Разбитое войско, растянувшись по степи, последовало за командиром.
К Нестору подьехали Щусь, Григорий, Лепетченко, Калашник, Левадный, Каретников, Трохим Бойко… Лашкевич протянул Нестору карту:
– Глянь, батько, якыйсь гусар посеял. Вроде як наши места, а написано не по-нашому. Ось Катеринослав, Херсон, Одесса…
– Отдай Чубенку. Федос говорил, он в карте хорошо разбираеться.
– Як на гармошке грае, – подтвердил Щусь.
– Может, она нам чуть позже пригодится. Когда по всей Украине пойдем. А пока… дорогу до Гуляйполя мы и так найдем!
– Шо, на Гуляйполе пидем? – удивился Щусь. – Там же немцев до чорта. Полк, не меньше. А у нас?..
– А у нас – внезапность, это уже считай рота. Тачанки, что нагнали на них страху – ще рота. Та нас человек… Сколько, Тимка?
– Може, сто, може, чуть бильше.
– Ну так шо ж нам наполовину разбитого немецкого полка бояться? – Нестор поднял глаза на Щуся. – Даю тебе, Федос, в подкрепление три тачанки, пойдешь со своими хлопцами левым флангом. И прочешешь все Гуляйполе до самой церквы…
– Поняв.
Махно оглядел окруживших его бойцов, остановил взгляд на немолодом Трохиме Бойко:
– Ты, Трохим, в Японскую кем был?
– Так це колы було!.. Младшим унтер-офицером…

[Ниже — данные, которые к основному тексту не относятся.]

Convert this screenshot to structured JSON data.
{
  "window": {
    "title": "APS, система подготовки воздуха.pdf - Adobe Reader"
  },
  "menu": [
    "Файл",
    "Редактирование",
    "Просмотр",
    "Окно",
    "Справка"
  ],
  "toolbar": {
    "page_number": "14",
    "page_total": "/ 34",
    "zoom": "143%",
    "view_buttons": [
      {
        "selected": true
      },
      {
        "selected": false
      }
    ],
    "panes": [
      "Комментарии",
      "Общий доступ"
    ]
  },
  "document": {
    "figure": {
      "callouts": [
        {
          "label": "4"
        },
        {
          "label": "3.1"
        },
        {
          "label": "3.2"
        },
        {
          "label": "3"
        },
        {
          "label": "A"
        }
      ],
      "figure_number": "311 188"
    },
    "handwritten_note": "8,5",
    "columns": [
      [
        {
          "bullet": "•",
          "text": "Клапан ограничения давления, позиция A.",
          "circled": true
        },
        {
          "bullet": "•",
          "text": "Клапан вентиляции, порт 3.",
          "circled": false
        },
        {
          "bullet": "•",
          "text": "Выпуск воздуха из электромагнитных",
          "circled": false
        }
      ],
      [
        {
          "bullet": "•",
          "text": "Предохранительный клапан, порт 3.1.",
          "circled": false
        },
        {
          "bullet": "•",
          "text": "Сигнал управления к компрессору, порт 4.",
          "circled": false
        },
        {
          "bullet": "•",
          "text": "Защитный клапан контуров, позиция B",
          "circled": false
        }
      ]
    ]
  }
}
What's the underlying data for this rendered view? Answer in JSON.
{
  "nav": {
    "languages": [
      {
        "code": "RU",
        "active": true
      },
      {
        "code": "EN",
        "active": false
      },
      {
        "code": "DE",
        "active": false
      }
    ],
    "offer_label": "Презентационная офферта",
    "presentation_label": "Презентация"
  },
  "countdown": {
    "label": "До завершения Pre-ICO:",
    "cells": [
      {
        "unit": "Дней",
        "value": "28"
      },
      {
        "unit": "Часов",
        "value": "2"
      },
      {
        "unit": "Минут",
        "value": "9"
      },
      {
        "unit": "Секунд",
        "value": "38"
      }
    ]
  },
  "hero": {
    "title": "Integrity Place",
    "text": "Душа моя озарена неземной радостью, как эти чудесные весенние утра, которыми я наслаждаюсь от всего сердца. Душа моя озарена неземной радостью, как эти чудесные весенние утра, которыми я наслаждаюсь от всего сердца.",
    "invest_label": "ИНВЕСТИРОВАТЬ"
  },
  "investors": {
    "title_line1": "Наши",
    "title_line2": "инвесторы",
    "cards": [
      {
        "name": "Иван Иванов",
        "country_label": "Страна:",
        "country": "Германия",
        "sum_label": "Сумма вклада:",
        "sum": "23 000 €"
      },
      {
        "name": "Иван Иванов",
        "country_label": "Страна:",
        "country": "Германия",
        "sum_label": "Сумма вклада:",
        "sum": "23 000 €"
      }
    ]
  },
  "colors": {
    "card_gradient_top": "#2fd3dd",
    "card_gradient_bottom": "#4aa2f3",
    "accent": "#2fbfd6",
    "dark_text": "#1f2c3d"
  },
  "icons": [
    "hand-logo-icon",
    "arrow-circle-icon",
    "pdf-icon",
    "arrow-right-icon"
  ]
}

– О! – обрадовался Махно. – Назначаю тебя, Трохим, полковником. Пока полка нема, покомандуешь теми, хто есть. Зайдешь в Гуляйполе с правого фланга. И тебе тоже – три тачанки… Встренетесь з Федосом на площади, коло церквы! Понял?
– Понять-то поняв! Но полковник – це дуже высоко! Назначь мене, Нестор, лучше… ну, хочь сотником, чи шо.
– Ладно, будешь сотником, – легко согласился Махно. – Это ж временно. А справишься, хлопцы тебя хоть генералом назначат. Потому шо командиры у нас будут выборные. – Он встал на подножку тачанки, сверху оглядел сгрудившихся вокруг него соратников. – Давайте, хлопцы, не опозоримся! Гуляйполе – то наша родна мать! Наша столица! Ворвемся с грохотом, с гамом! Вперед!..
Застучали сотни копыт. Засвистели нагайки. Заскрипели колеса телег, тачанок. Пыль поднялась над степью…
Гуляйполе было не близко. Но уж очень им хотелось побывать в своем родном селе, в своей столице!
Справа высился курган с каменной бабой наверху. Сколько уже видел этот рукотворный холм, степная пирамида, вот таких походов, сколько слышал разбойничьего свиста, скрипа, звона оружия! Сколько крови впитала эта земля!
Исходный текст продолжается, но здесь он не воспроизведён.